Lateral Thinking Problem Solving
From this entry point, it was obvious that providing every new building with car park would only increase the problem by encouraging people to go by car to work. Seems very obvious, but it takes at least a small amount of creativity. Find a way to eliminate, reduce or prevent (Street parked cars), under the condition of (Traffic moving in and out of city). De Bono suggests to list up to 5 alternatives (more than 5 will often be discouraging) in which we look at the situation in a different way.If the city planners had been using the problem formulator at least they would have been able to establish the above graph. This is his technique of “Quota of alternatives”, The problems will be discussed and followed, and they may lead to new approaches.The formulator is not shy and will suggest event the most provocative alternatives that very few would have dared to suggest even in a brain storming session!De Bono uses the following example to demonstrate the technique of “Quota of alternatives”: “Consider the problem of a business which requires highly trained operators (for instance telephone operators).Using the Problem Formulator, this comes automatically.Triz always includes at least one useful effect and one harmful effect (problem) in the link. Quota of Alternatives The natural search for alternatives is directed to finding the best approach.Lateral thinking forces us away from patterns that have deep grooves in all of us, and we all know that such behavioral grooves are very difficult to get out of.Ideation’s Problem Formulator, a technique that was added to TRIZ to help develop a clear view of the exact nature of the problem that must be solved, can help us here.
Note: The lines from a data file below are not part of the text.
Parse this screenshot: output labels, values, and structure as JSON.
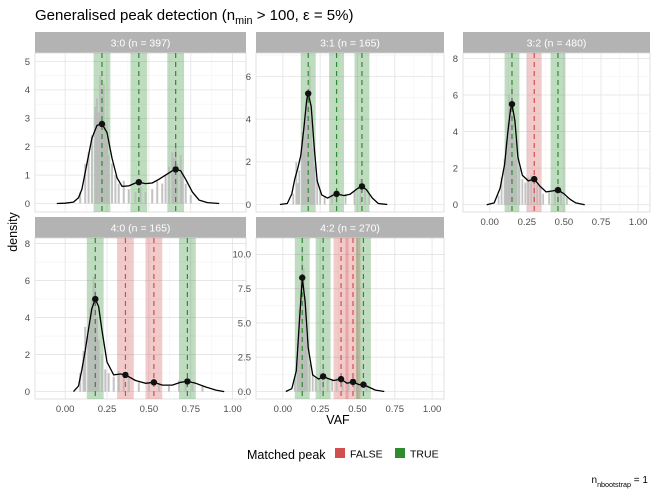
{
  "title": "Generalised peak detection (n_min > 100, ε = 5%)",
  "title_parts": {
    "prefix": "Generalised peak detection (n",
    "subscript": "min",
    "suffix": " > 100, ε = 5%)"
  },
  "caption_parts": {
    "prefix": "n",
    "subscript": "nbootstrap",
    "suffix": " = 1"
  },
  "colors": {
    "true": "#2e8b2e",
    "false": "#d05050",
    "hist": "#b8b8b8",
    "density": "#000000",
    "strip": "#b3b3b3"
  },
  "chart_data": {
    "type": "histogram",
    "xlabel": "VAF",
    "ylabel": "density",
    "legend": {
      "title": "Matched peak",
      "position": "bottom",
      "entries": [
        "FALSE",
        "TRUE"
      ]
    },
    "x_ticks": [
      "0.00",
      "0.25",
      "0.50",
      "0.75",
      "1.00"
    ],
    "xlim": [
      -0.18,
      1.08
    ],
    "grid": true,
    "panels": [
      {
        "label": "3:0 (n = 397)",
        "ylim": [
          -0.3,
          5.3
        ],
        "y_ticks": [
          "0",
          "1",
          "2",
          "3",
          "4",
          "5"
        ],
        "y_tick_values": [
          0,
          1,
          2,
          3,
          4,
          5
        ],
        "peaks": [
          {
            "x": 0.22,
            "y": 2.8,
            "matched": "TRUE"
          },
          {
            "x": 0.44,
            "y": 0.75,
            "matched": "TRUE"
          },
          {
            "x": 0.66,
            "y": 1.2,
            "matched": "TRUE"
          }
        ],
        "density": [
          [
            -0.05,
            0
          ],
          [
            0,
            0.01
          ],
          [
            0.05,
            0.05
          ],
          [
            0.08,
            0.2
          ],
          [
            0.1,
            0.5
          ],
          [
            0.13,
            1.4
          ],
          [
            0.16,
            2.3
          ],
          [
            0.19,
            2.75
          ],
          [
            0.22,
            2.8
          ],
          [
            0.25,
            2.5
          ],
          [
            0.28,
            1.6
          ],
          [
            0.31,
            0.9
          ],
          [
            0.34,
            0.6
          ],
          [
            0.38,
            0.62
          ],
          [
            0.42,
            0.72
          ],
          [
            0.44,
            0.75
          ],
          [
            0.48,
            0.7
          ],
          [
            0.52,
            0.72
          ],
          [
            0.56,
            0.85
          ],
          [
            0.6,
            1.0
          ],
          [
            0.64,
            1.15
          ],
          [
            0.66,
            1.2
          ],
          [
            0.69,
            1.15
          ],
          [
            0.72,
            0.85
          ],
          [
            0.76,
            0.4
          ],
          [
            0.8,
            0.12
          ],
          [
            0.85,
            0.03
          ],
          [
            0.92,
            0
          ]
        ],
        "histogram": [
          [
            0.09,
            0.4
          ],
          [
            0.12,
            1.4
          ],
          [
            0.14,
            1.8
          ],
          [
            0.16,
            2.4
          ],
          [
            0.18,
            3.4
          ],
          [
            0.19,
            3.7
          ],
          [
            0.2,
            3.2
          ],
          [
            0.21,
            4.5
          ],
          [
            0.22,
            3.8
          ],
          [
            0.23,
            4.2
          ],
          [
            0.24,
            2.8
          ],
          [
            0.25,
            2.2
          ],
          [
            0.26,
            1.7
          ],
          [
            0.28,
            1.4
          ],
          [
            0.3,
            1.0
          ],
          [
            0.32,
            0.7
          ],
          [
            0.35,
            0.8
          ],
          [
            0.38,
            0.5
          ],
          [
            0.42,
            0.4
          ],
          [
            0.45,
            0.6
          ],
          [
            0.48,
            0.4
          ],
          [
            0.52,
            0.5
          ],
          [
            0.55,
            0.8
          ],
          [
            0.58,
            0.7
          ],
          [
            0.6,
            1.0
          ],
          [
            0.62,
            1.3
          ],
          [
            0.64,
            1.8
          ],
          [
            0.65,
            1.6
          ],
          [
            0.66,
            2.0
          ],
          [
            0.67,
            1.4
          ],
          [
            0.69,
            1.7
          ],
          [
            0.7,
            1.0
          ],
          [
            0.72,
            0.7
          ],
          [
            0.75,
            0.3
          ]
        ]
      },
      {
        "label": "3:1 (n = 165)",
        "ylim": [
          -0.35,
          7.1
        ],
        "y_ticks": [
          "0",
          "2",
          "4",
          "6"
        ],
        "y_tick_values": [
          0,
          2,
          4,
          6
        ],
        "peaks": [
          {
            "x": 0.17,
            "y": 5.2,
            "matched": "TRUE"
          },
          {
            "x": 0.36,
            "y": 0.5,
            "matched": "TRUE"
          },
          {
            "x": 0.53,
            "y": 0.85,
            "matched": "TRUE"
          }
        ],
        "density": [
          [
            -0.02,
            0
          ],
          [
            0.03,
            0.05
          ],
          [
            0.06,
            0.5
          ],
          [
            0.08,
            1.2
          ],
          [
            0.1,
            1.7
          ],
          [
            0.12,
            2.3
          ],
          [
            0.14,
            3.5
          ],
          [
            0.16,
            4.9
          ],
          [
            0.17,
            5.2
          ],
          [
            0.19,
            4.6
          ],
          [
            0.21,
            2.7
          ],
          [
            0.23,
            1.1
          ],
          [
            0.26,
            0.45
          ],
          [
            0.3,
            0.3
          ],
          [
            0.34,
            0.45
          ],
          [
            0.36,
            0.5
          ],
          [
            0.41,
            0.42
          ],
          [
            0.45,
            0.48
          ],
          [
            0.5,
            0.75
          ],
          [
            0.53,
            0.85
          ],
          [
            0.56,
            0.7
          ],
          [
            0.6,
            0.3
          ],
          [
            0.64,
            0.05
          ],
          [
            0.7,
            0
          ]
        ],
        "histogram": [
          [
            0.07,
            0.5
          ],
          [
            0.09,
            2.0
          ],
          [
            0.1,
            1.0
          ],
          [
            0.11,
            1.6
          ],
          [
            0.13,
            3.4
          ],
          [
            0.14,
            3.2
          ],
          [
            0.15,
            3.9
          ],
          [
            0.16,
            5.2
          ],
          [
            0.17,
            5.0
          ],
          [
            0.18,
            6.5
          ],
          [
            0.19,
            4.0
          ],
          [
            0.2,
            2.6
          ],
          [
            0.21,
            1.8
          ],
          [
            0.23,
            1.2
          ],
          [
            0.25,
            0.7
          ],
          [
            0.28,
            0.4
          ],
          [
            0.33,
            0.5
          ],
          [
            0.36,
            0.7
          ],
          [
            0.42,
            0.5
          ],
          [
            0.48,
            0.6
          ],
          [
            0.52,
            1.2
          ],
          [
            0.55,
            0.9
          ],
          [
            0.58,
            0.5
          ]
        ]
      },
      {
        "label": "3:2 (n = 480)",
        "ylim": [
          -0.4,
          8.3
        ],
        "y_ticks": [
          "0",
          "2",
          "4",
          "6",
          "8"
        ],
        "y_tick_values": [
          0,
          2,
          4,
          6,
          8
        ],
        "peaks": [
          {
            "x": 0.15,
            "y": 5.5,
            "matched": "TRUE"
          },
          {
            "x": 0.3,
            "y": 1.4,
            "matched": "FALSE"
          },
          {
            "x": 0.46,
            "y": 0.8,
            "matched": "TRUE"
          }
        ],
        "density": [
          [
            -0.02,
            0
          ],
          [
            0.03,
            0.1
          ],
          [
            0.07,
            0.9
          ],
          [
            0.1,
            2.2
          ],
          [
            0.12,
            3.8
          ],
          [
            0.14,
            5.2
          ],
          [
            0.15,
            5.5
          ],
          [
            0.17,
            4.6
          ],
          [
            0.19,
            2.6
          ],
          [
            0.22,
            1.6
          ],
          [
            0.26,
            1.3
          ],
          [
            0.3,
            1.4
          ],
          [
            0.34,
            1.0
          ],
          [
            0.38,
            0.7
          ],
          [
            0.42,
            0.75
          ],
          [
            0.46,
            0.8
          ],
          [
            0.5,
            0.6
          ],
          [
            0.54,
            0.3
          ],
          [
            0.58,
            0.1
          ],
          [
            0.64,
            0
          ]
        ],
        "histogram": [
          [
            0.06,
            0.5
          ],
          [
            0.08,
            1.5
          ],
          [
            0.1,
            2.5
          ],
          [
            0.11,
            3.5
          ],
          [
            0.12,
            4.5
          ],
          [
            0.13,
            6.0
          ],
          [
            0.14,
            5.5
          ],
          [
            0.15,
            6.5
          ],
          [
            0.16,
            4.8
          ],
          [
            0.17,
            3.5
          ],
          [
            0.18,
            2.5
          ],
          [
            0.2,
            2.0
          ],
          [
            0.22,
            1.4
          ],
          [
            0.24,
            1.2
          ],
          [
            0.26,
            1.5
          ],
          [
            0.28,
            1.6
          ],
          [
            0.3,
            1.5
          ],
          [
            0.32,
            1.1
          ],
          [
            0.34,
            1.0
          ],
          [
            0.36,
            0.6
          ],
          [
            0.4,
            0.7
          ],
          [
            0.44,
            0.9
          ],
          [
            0.46,
            1.1
          ],
          [
            0.48,
            0.8
          ],
          [
            0.52,
            0.4
          ]
        ]
      },
      {
        "label": "4:0 (n = 165)",
        "ylim": [
          -0.4,
          8.3
        ],
        "y_ticks": [
          "0",
          "2",
          "4",
          "6",
          "8"
        ],
        "y_tick_values": [
          0,
          2,
          4,
          6,
          8
        ],
        "peaks": [
          {
            "x": 0.18,
            "y": 5.0,
            "matched": "TRUE"
          },
          {
            "x": 0.36,
            "y": 0.9,
            "matched": "FALSE"
          },
          {
            "x": 0.53,
            "y": 0.5,
            "matched": "FALSE"
          },
          {
            "x": 0.73,
            "y": 0.55,
            "matched": "TRUE"
          }
        ],
        "density": [
          [
            0.05,
            0
          ],
          [
            0.08,
            0.3
          ],
          [
            0.1,
            1.2
          ],
          [
            0.12,
            2.2
          ],
          [
            0.14,
            3.4
          ],
          [
            0.16,
            4.5
          ],
          [
            0.18,
            5.0
          ],
          [
            0.2,
            4.6
          ],
          [
            0.22,
            3.3
          ],
          [
            0.25,
            1.6
          ],
          [
            0.29,
            0.9
          ],
          [
            0.33,
            0.95
          ],
          [
            0.36,
            0.9
          ],
          [
            0.42,
            0.6
          ],
          [
            0.48,
            0.45
          ],
          [
            0.53,
            0.5
          ],
          [
            0.58,
            0.35
          ],
          [
            0.64,
            0.35
          ],
          [
            0.69,
            0.5
          ],
          [
            0.73,
            0.55
          ],
          [
            0.78,
            0.45
          ],
          [
            0.84,
            0.25
          ],
          [
            0.9,
            0.08
          ],
          [
            0.95,
            0
          ]
        ],
        "histogram": [
          [
            0.09,
            1.0
          ],
          [
            0.11,
            2.2
          ],
          [
            0.12,
            3.5
          ],
          [
            0.14,
            3.0
          ],
          [
            0.15,
            4.5
          ],
          [
            0.16,
            5.0
          ],
          [
            0.17,
            6.2
          ],
          [
            0.18,
            5.5
          ],
          [
            0.19,
            4.0
          ],
          [
            0.2,
            2.8
          ],
          [
            0.22,
            2.0
          ],
          [
            0.24,
            1.2
          ],
          [
            0.26,
            1.0
          ],
          [
            0.29,
            0.8
          ],
          [
            0.32,
            1.1
          ],
          [
            0.35,
            0.9
          ],
          [
            0.38,
            0.8
          ],
          [
            0.44,
            0.5
          ],
          [
            0.5,
            0.5
          ],
          [
            0.56,
            0.4
          ],
          [
            0.62,
            0.3
          ],
          [
            0.68,
            0.6
          ],
          [
            0.72,
            0.5
          ],
          [
            0.76,
            0.4
          ],
          [
            0.82,
            0.3
          ]
        ]
      },
      {
        "label": "4:2 (n = 270)",
        "ylim": [
          -0.55,
          11.2
        ],
        "y_ticks": [
          "0.0",
          "2.5",
          "5.0",
          "7.5",
          "10.0"
        ],
        "y_tick_values": [
          0,
          2.5,
          5,
          7.5,
          10
        ],
        "peaks": [
          {
            "x": 0.13,
            "y": 8.3,
            "matched": "TRUE"
          },
          {
            "x": 0.27,
            "y": 1.1,
            "matched": "TRUE"
          },
          {
            "x": 0.39,
            "y": 0.9,
            "matched": "FALSE"
          },
          {
            "x": 0.47,
            "y": 0.7,
            "matched": "FALSE"
          },
          {
            "x": 0.54,
            "y": 0.5,
            "matched": "TRUE"
          }
        ],
        "density": [
          [
            0.02,
            0
          ],
          [
            0.06,
            0.2
          ],
          [
            0.09,
            1.5
          ],
          [
            0.11,
            5.0
          ],
          [
            0.13,
            8.3
          ],
          [
            0.15,
            6.5
          ],
          [
            0.17,
            3.2
          ],
          [
            0.2,
            1.2
          ],
          [
            0.24,
            0.9
          ],
          [
            0.27,
            1.1
          ],
          [
            0.3,
            0.95
          ],
          [
            0.34,
            0.8
          ],
          [
            0.39,
            0.9
          ],
          [
            0.43,
            0.6
          ],
          [
            0.47,
            0.7
          ],
          [
            0.51,
            0.5
          ],
          [
            0.54,
            0.5
          ],
          [
            0.58,
            0.3
          ],
          [
            0.62,
            0.1
          ],
          [
            0.68,
            0
          ]
        ],
        "histogram": [
          [
            0.08,
            1.0
          ],
          [
            0.1,
            3.5
          ],
          [
            0.11,
            6.0
          ],
          [
            0.12,
            8.0
          ],
          [
            0.13,
            10.2
          ],
          [
            0.14,
            9.0
          ],
          [
            0.15,
            7.0
          ],
          [
            0.16,
            4.0
          ],
          [
            0.18,
            2.0
          ],
          [
            0.2,
            1.3
          ],
          [
            0.22,
            1.0
          ],
          [
            0.25,
            1.4
          ],
          [
            0.27,
            1.6
          ],
          [
            0.3,
            1.0
          ],
          [
            0.33,
            0.9
          ],
          [
            0.36,
            1.0
          ],
          [
            0.4,
            1.1
          ],
          [
            0.44,
            0.8
          ],
          [
            0.48,
            0.9
          ],
          [
            0.52,
            0.6
          ],
          [
            0.56,
            0.5
          ]
        ]
      }
    ]
  }
}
Lateral thinking is not specifically concerned with problem analysis, nor is it concerned with proving an idea to be inadequate.
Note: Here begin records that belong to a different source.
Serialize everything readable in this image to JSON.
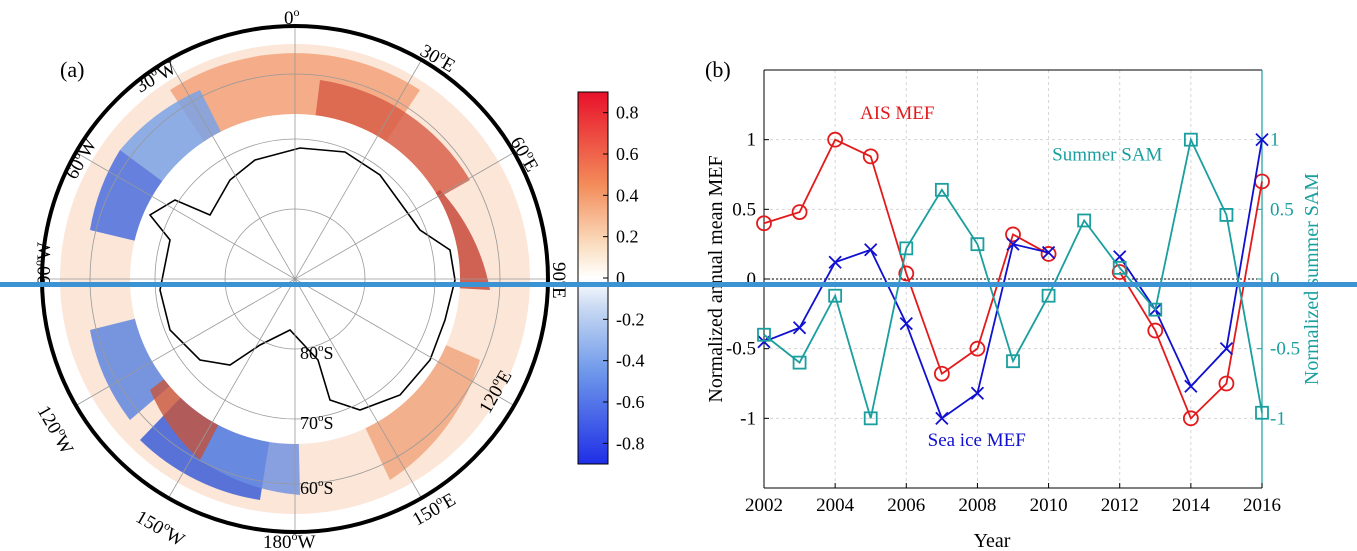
{
  "panel_a": {
    "label": "(a)",
    "lon_labels": [
      {
        "deg": "0",
        "sup": "o",
        "suf": ""
      },
      {
        "deg": "30",
        "sup": "o",
        "suf": "E"
      },
      {
        "deg": "60",
        "sup": "o",
        "suf": "E"
      },
      {
        "deg": "90",
        "sup": "o",
        "suf": "E"
      },
      {
        "deg": "120",
        "sup": "o",
        "suf": "E"
      },
      {
        "deg": "150",
        "sup": "o",
        "suf": "E"
      },
      {
        "deg": "180",
        "sup": "o",
        "suf": "W"
      },
      {
        "deg": "150",
        "sup": "o",
        "suf": "W"
      },
      {
        "deg": "120",
        "sup": "o",
        "suf": "W"
      },
      {
        "deg": "90",
        "sup": "o",
        "suf": "W"
      },
      {
        "deg": "60",
        "sup": "o",
        "suf": "W"
      },
      {
        "deg": "30",
        "sup": "o",
        "suf": "W"
      }
    ],
    "lat_labels": [
      {
        "deg": "80",
        "sup": "o",
        "suf": "S"
      },
      {
        "deg": "70",
        "sup": "o",
        "suf": "S"
      },
      {
        "deg": "60",
        "sup": "o",
        "suf": "S"
      }
    ],
    "colorbar": {
      "ticks": [
        "0.8",
        "0.6",
        "0.4",
        "0.2",
        "0",
        "-0.2",
        "-0.4",
        "-0.6",
        "-0.8"
      ],
      "range": [
        -0.9,
        0.9
      ],
      "colors": {
        "high": "#e8112b",
        "mid": "#ffffff",
        "low": "#1f2ee6"
      }
    }
  },
  "chart_data": {
    "type": "line",
    "label": "(b)",
    "title": "",
    "xlabel": "Year",
    "ylabel": "Normalized annual mean MEF",
    "y2label": "Normalized summer SAM",
    "x": [
      2002,
      2003,
      2004,
      2005,
      2006,
      2007,
      2008,
      2009,
      2010,
      2011,
      2012,
      2013,
      2014,
      2015,
      2016
    ],
    "xticks": [
      "2002",
      "2004",
      "2006",
      "2008",
      "2010",
      "2012",
      "2014",
      "2016"
    ],
    "xlim": [
      2002,
      2016
    ],
    "ylim": [
      -1.5,
      1.5
    ],
    "yticks": [
      "1",
      "0.5",
      "0",
      "-0.5",
      "-1"
    ],
    "y2lim": [
      -1.5,
      1.5
    ],
    "y2ticks": [
      "1",
      "0.5",
      "0",
      "-0.5",
      "-1"
    ],
    "grid": true,
    "series": [
      {
        "name": "AIS MEF",
        "color": "#e31a1c",
        "marker": "circle",
        "axis": "left",
        "values": [
          0.4,
          0.48,
          1.0,
          0.88,
          0.04,
          -0.68,
          -0.5,
          0.32,
          0.18,
          null,
          0.05,
          -0.37,
          -1.0,
          -0.75,
          0.7
        ]
      },
      {
        "name": "Sea ice MEF",
        "color": "#1010d0",
        "marker": "x",
        "axis": "left",
        "values": [
          -0.45,
          -0.35,
          0.12,
          0.21,
          -0.32,
          -1.0,
          -0.82,
          0.25,
          0.19,
          null,
          0.16,
          -0.22,
          -0.77,
          -0.5,
          1.0
        ]
      },
      {
        "name": "Summer SAM",
        "color": "#1a9e9e",
        "marker": "square",
        "axis": "right",
        "values": [
          -0.4,
          -0.6,
          -0.12,
          -1.0,
          0.22,
          0.64,
          0.25,
          -0.59,
          -0.12,
          0.42,
          0.08,
          -0.22,
          1.0,
          0.46,
          -0.96
        ]
      }
    ],
    "annotations": [
      {
        "text": "AIS MEF",
        "color": "#e31a1c",
        "x": 2004.7,
        "y": 1.15
      },
      {
        "text": "Summer SAM",
        "color": "#1a9e9e",
        "x": 2010.1,
        "y": 0.85
      },
      {
        "text": "Sea ice MEF",
        "color": "#1010d0",
        "x": 2006.6,
        "y": -1.2
      }
    ]
  }
}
It is remarkable to see the clear connection between the suggestions coming out of the Problem Formulator and the suggested solutions from De Bono. De Bono suggests A: Take only trained people, do not train at all.
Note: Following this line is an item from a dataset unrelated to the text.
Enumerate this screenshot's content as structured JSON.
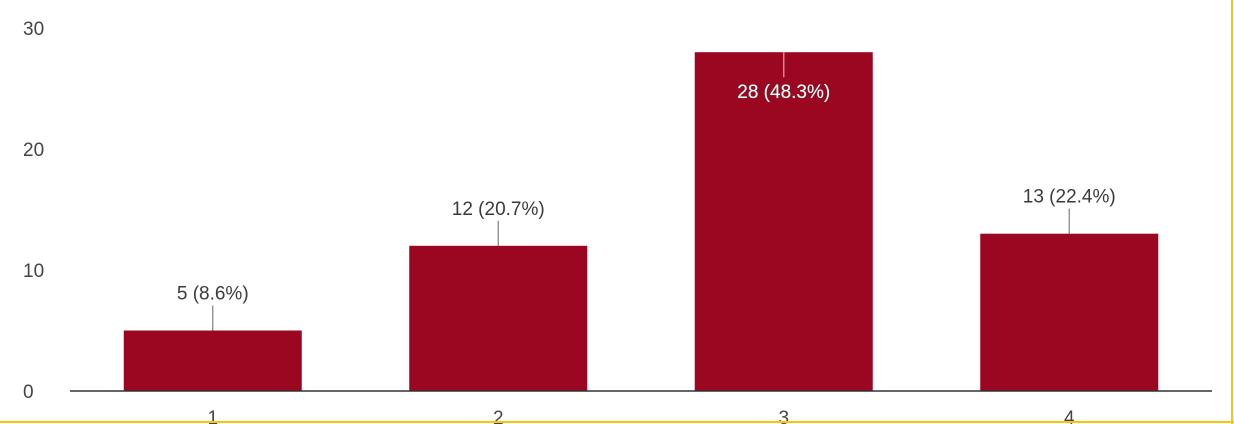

The Problem Formulator covers them all, but not as specific as De Bono. Find an alternative way to provide (Increasing operator qualifications), which provides or enhances (Highly skilled operators), but doesn’t cause (Operators become attractive to other companies), and doesn’t require (Training of operators). Find a way to enhance (Increasing operator qualifications). Find a way to resolve CONTRADICTION: (Increasing operator qualifications) should be for providing (Highly skilled operators), and should not be for not causing (Operators become attractive to other companies). Find an alternative way to provide (Training of operators), which provides or enhances (Increasing operator qualifications), and doesn’t cause (Operators not working while being trained). (This can be derived from 3) B: Subsidize job training in this field as part of general education having nothing to do with business itself. (This can be derived from 6 and 4) C: Simplify system so that training is not complex and costly (This can be derived from 8) D: negotiate contracts which call for a minimum period of service after training (This can be derived from 17) E: Charge for training by deduction from salary with repayment during service years (This can be derived from 17) F: Provide salary and job structure so that there is no incentive to leave Using Triz-operators will provide guidelines that will lead us into the more specific alternatives.
Having the useful effect into the chain is an improvement relative de Bono’s technique. Find a way to resolve CONTRADICTION: (Going to work) should be for providing (Work is done), and should not be for not causing (Traffic moving in and out of city). Find an alternative way to provide (Work is done), which doesn’t require (Going to work). In lateral thinking, however, one is not looking for the best approach but for other approaches.
A very simple example from the chapter in De Bono’s book is how city planners in London tried to solve the problem of traffic congestion in London by using street parked cars as the only entry point. The emphasis is on novelty and difference, not on suitability.